I’ve been reading a feature story written by Cathrin Bradbury in Walrus magazine, called “The End of Retirement.” She retired from the CBC about a year ago, but had worked over the previous 40 years as a journalist at Maclean’s and the Toronto Star, etc. She wrote that she wasn’t sad to leave the grind of daily deadlines and punishing news cycles of mayhem, death and destruction.

But with 12 months away from work, she had two words of advice for friends considering the same path: “Don’t retire.”

In her research, Bradbury learned that about a thousand people are retiring in Canada every day; in other words, about one million Canadians are currently living in retirement. When she looked at her own situation contributing to company and government pension plans, however, she reached a startling conclusion.

“There’s not enough gold in my golden years,” she told her financial adviser. “You’re not alone,” he told her, and then explained that thanks to inflating rents, rising-interest mortages and growing grocery and fuel costs, Canadians are suffering. Bradbury quoted a BMO study released earlier this year. It summarized that Canadians today think they need $1.7 million to retire, a figure that’s risen 20 per cent since the pandemic (from $1.4 million).

Her story grew even darker when she recounted watching a Japanese movie, Plan 75, which paints a bleak future in which $1,000 is offered to the elderly to terminate their own lives, thus taking the burden off society having to support them – a modern day sci-fi edition of the Kamikaze philosophy.

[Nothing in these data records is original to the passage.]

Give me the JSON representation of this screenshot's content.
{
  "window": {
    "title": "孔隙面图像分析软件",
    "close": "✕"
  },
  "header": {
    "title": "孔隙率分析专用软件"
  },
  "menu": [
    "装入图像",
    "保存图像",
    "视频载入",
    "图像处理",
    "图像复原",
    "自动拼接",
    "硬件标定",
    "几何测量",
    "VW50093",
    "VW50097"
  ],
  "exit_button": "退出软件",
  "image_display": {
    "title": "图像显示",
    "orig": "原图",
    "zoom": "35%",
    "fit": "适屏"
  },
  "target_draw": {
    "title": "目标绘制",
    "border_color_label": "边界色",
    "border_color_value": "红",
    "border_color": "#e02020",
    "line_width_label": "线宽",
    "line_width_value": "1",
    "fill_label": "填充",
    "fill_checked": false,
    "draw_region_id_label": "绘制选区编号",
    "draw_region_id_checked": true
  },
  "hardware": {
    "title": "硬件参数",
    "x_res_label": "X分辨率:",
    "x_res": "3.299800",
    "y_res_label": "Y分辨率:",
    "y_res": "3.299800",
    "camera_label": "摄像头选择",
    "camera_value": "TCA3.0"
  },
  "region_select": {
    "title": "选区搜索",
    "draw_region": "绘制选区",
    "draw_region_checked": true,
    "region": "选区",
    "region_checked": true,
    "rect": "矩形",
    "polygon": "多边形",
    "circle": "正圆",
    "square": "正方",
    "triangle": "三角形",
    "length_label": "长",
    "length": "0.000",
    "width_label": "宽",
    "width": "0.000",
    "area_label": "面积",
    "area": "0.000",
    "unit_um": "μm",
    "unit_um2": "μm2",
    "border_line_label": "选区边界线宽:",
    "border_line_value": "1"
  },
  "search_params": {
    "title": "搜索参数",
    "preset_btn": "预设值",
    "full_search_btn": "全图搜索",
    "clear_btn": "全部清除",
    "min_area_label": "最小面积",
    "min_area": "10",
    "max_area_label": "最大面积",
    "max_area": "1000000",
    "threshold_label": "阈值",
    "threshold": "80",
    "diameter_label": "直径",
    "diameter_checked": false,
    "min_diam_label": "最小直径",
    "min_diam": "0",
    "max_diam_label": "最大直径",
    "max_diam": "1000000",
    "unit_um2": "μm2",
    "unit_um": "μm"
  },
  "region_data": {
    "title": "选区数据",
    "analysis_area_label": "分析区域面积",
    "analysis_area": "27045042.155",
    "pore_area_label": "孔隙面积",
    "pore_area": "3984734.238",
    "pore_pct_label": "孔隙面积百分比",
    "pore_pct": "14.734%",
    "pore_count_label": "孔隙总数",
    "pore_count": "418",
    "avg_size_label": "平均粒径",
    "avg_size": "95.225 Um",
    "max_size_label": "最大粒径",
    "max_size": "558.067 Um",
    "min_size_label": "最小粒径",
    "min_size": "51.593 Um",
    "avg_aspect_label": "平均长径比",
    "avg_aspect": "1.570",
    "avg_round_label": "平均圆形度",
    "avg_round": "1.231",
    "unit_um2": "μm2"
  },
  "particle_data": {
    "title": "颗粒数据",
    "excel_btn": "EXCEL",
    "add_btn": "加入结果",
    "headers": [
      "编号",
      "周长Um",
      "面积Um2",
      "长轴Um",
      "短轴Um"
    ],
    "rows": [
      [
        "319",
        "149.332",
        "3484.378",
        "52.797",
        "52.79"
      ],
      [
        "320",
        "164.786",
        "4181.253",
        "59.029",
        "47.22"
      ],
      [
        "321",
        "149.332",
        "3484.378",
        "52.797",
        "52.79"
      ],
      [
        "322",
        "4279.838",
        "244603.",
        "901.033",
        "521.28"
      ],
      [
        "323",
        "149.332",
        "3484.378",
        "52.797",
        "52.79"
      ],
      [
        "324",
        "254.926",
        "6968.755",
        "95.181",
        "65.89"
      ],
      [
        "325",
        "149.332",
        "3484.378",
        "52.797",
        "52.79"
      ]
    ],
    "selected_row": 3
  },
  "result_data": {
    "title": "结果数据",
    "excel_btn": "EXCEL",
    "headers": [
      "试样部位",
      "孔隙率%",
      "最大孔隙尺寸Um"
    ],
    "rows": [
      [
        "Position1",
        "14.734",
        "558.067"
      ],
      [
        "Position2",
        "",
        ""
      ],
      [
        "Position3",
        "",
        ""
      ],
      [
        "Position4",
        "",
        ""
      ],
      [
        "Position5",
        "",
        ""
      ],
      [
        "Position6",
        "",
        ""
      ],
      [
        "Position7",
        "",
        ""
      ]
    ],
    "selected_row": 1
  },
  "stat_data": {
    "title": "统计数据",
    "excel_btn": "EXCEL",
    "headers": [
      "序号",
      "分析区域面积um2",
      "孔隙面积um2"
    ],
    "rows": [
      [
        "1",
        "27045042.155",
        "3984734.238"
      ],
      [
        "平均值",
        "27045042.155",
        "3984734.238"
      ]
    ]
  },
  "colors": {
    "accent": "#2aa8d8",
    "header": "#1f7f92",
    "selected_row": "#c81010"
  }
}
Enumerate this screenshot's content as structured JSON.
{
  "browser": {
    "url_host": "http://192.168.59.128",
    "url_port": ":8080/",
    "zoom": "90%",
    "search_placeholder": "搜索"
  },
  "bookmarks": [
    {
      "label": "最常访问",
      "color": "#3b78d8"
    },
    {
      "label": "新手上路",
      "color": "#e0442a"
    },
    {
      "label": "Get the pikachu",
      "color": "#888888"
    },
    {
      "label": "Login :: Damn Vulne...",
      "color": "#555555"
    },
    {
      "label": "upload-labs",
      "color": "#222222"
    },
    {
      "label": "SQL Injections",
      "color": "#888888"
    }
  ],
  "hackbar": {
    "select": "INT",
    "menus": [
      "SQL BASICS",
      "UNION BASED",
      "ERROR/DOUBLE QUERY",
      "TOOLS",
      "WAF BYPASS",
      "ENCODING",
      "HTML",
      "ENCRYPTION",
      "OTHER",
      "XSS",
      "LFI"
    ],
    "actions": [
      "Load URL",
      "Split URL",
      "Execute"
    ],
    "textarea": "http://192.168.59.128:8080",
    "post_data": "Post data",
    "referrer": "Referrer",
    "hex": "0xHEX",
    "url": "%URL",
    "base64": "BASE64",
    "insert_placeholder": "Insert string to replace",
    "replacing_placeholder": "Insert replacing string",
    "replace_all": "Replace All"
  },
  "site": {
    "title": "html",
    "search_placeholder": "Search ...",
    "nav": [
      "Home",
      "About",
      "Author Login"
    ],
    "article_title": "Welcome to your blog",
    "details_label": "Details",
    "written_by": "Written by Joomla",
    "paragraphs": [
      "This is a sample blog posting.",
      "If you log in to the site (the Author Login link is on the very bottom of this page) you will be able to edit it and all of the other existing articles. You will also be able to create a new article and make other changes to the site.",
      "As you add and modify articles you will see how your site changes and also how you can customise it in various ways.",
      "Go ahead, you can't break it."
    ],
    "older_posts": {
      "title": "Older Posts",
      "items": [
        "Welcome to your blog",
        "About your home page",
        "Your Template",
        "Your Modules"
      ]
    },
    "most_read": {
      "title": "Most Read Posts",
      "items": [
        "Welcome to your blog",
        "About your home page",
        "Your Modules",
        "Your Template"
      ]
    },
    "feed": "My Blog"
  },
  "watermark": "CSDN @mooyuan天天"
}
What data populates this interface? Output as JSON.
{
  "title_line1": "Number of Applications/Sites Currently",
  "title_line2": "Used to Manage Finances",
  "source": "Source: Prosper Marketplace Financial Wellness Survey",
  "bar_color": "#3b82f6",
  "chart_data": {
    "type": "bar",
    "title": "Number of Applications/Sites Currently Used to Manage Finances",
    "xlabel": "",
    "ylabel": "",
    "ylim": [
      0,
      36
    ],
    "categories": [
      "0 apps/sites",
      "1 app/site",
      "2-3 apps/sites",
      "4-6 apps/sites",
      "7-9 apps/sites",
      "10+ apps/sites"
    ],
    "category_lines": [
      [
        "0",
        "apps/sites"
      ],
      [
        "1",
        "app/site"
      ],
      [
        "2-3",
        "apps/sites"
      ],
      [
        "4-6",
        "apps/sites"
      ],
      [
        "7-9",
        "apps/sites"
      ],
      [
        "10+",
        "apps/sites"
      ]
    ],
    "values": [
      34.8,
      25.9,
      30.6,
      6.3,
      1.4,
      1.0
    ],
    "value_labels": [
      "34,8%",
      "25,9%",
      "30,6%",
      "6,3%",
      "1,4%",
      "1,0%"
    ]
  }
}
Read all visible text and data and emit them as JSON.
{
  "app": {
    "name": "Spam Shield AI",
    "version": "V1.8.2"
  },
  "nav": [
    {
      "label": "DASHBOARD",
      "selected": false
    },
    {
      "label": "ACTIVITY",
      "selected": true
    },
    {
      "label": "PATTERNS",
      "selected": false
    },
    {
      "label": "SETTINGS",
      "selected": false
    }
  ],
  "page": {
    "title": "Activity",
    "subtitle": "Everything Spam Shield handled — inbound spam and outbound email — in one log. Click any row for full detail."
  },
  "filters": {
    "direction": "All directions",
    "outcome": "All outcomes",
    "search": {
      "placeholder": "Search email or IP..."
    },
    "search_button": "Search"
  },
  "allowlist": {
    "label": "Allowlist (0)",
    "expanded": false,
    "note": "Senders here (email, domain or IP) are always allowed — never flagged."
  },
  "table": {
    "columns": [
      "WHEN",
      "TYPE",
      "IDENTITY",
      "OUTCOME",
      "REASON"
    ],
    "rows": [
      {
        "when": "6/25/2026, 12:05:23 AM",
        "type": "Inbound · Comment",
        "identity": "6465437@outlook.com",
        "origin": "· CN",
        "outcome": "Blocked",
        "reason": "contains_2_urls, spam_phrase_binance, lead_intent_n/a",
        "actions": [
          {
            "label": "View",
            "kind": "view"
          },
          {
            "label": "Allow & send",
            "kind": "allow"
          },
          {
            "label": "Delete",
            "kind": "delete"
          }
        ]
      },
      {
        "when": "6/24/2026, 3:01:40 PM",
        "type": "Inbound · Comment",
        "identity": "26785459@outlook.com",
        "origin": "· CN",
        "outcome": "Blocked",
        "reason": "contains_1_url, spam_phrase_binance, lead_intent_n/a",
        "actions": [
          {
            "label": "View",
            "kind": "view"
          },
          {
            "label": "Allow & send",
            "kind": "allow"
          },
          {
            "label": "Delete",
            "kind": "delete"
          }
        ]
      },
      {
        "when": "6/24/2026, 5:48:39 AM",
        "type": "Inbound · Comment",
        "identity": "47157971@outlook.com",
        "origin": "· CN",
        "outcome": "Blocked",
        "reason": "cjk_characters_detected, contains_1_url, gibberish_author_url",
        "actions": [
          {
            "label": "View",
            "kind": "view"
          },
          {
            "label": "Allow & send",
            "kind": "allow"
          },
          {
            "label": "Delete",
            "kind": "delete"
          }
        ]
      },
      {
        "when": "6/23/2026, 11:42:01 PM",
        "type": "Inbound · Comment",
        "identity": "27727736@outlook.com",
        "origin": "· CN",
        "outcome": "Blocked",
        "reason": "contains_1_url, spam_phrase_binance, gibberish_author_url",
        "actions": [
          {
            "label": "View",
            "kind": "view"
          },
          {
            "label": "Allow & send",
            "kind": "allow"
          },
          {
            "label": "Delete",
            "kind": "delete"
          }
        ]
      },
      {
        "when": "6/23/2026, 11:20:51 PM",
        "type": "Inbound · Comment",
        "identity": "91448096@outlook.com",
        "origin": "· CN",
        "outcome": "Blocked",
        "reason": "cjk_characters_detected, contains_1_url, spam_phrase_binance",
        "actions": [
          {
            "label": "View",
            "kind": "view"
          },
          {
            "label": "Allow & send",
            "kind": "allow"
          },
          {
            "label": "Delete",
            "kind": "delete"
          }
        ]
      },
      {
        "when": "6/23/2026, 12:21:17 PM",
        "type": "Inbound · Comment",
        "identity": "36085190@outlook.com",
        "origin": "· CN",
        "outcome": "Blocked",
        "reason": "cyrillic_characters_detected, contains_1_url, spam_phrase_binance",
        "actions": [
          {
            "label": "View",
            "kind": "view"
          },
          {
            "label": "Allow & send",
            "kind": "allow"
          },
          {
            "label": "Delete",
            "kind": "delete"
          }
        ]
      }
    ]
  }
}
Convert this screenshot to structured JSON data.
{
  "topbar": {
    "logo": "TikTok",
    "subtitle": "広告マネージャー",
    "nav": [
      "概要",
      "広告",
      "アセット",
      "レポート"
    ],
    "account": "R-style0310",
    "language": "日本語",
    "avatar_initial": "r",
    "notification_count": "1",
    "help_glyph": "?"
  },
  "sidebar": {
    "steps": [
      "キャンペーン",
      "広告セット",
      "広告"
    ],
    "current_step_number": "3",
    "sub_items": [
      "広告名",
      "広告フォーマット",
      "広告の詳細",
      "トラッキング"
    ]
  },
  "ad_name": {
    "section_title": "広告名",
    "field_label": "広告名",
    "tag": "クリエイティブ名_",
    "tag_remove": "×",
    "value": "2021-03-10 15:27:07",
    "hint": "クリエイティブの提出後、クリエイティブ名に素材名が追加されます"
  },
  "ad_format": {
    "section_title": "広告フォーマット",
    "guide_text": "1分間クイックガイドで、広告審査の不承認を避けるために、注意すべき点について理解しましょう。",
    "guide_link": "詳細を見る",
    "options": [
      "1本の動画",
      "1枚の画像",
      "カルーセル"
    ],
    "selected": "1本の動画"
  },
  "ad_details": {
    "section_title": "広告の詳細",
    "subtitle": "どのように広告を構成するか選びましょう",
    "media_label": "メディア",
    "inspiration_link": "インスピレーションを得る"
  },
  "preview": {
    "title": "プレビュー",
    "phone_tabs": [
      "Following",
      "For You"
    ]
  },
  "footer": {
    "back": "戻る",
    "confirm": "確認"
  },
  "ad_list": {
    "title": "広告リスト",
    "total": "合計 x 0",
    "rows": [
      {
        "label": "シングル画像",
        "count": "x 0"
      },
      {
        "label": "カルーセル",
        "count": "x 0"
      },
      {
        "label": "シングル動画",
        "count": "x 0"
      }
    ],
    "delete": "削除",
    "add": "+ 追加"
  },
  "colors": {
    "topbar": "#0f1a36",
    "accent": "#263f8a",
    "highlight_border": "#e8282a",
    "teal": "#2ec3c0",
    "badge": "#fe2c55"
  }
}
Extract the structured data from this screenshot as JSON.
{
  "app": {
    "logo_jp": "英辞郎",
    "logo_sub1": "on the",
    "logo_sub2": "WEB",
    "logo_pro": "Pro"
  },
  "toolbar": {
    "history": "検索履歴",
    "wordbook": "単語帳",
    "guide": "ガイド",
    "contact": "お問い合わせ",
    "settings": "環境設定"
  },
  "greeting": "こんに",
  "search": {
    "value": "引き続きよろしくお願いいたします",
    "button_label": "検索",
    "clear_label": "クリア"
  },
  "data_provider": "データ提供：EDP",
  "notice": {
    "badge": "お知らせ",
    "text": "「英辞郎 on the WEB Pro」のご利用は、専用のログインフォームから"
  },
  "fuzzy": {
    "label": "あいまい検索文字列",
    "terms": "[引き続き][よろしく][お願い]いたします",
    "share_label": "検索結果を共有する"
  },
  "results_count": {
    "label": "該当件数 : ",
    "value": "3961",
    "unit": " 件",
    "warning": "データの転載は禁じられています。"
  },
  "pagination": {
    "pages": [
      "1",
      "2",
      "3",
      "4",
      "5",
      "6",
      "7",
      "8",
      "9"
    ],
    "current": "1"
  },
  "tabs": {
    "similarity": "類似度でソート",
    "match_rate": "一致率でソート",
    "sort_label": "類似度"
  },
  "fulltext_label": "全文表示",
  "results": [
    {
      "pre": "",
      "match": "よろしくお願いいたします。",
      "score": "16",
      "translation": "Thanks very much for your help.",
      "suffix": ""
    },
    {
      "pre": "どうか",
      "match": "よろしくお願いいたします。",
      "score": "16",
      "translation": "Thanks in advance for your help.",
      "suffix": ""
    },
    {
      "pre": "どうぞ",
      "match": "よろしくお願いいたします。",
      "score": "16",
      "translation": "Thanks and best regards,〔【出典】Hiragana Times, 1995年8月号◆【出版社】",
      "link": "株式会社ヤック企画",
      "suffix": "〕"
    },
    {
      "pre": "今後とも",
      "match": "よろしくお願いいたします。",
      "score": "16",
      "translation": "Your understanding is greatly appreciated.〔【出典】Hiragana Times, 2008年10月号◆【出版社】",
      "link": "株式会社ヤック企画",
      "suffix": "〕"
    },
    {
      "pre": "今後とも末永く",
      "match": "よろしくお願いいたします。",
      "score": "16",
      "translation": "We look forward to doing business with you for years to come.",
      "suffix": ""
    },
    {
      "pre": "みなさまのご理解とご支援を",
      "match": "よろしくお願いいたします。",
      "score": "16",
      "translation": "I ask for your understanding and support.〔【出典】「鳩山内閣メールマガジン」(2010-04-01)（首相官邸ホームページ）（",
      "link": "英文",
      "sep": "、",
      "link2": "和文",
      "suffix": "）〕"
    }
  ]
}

I suspect there are more of you (reading my Barris Beat column) who are retired or semi-retired than those working full-time, flat out and fighting to keep the wolf from the door. However, if I could, I’d wish all those younger readers to accept my unprofessional advice. Don’t retire!

Instead, plan to work in a field that is regular, but with flexible hours. Find something with little or no stressful responsibility. Most important, make sure it’s something you enjoy but that also challenges you mentally and physically. Too many of my friends couldn’t wait to retire. And when they did, they found themselves short of sufficient discretionary cash, bored with little or nothing to do, or worse, they fell ill in their idleness and died prematurely.

In October 2017, Al Theobald (r) led me to the place where my father served as a first-aid medic in Battle of the Bulge in 1945.

By the way, that trip to retrace my father’s steps in the Battle of the Bulge that forced me to retire from teaching in 2017? By coincidence, I actually found the place in Germany where Sergeant Alex Barris set up a first-aid post, saved dozens of lives that winter of 1945, and was awarded a Bronze Star for valour.

For me, a lifelong writer, getting the story is a perfect semi-retirement job. That’s what my father did. Back in 2003, Alex was 81 and writing a manuscript for his 11th book when he suffered a stroke. It led to his death, but as they say, “He died with his boots on.”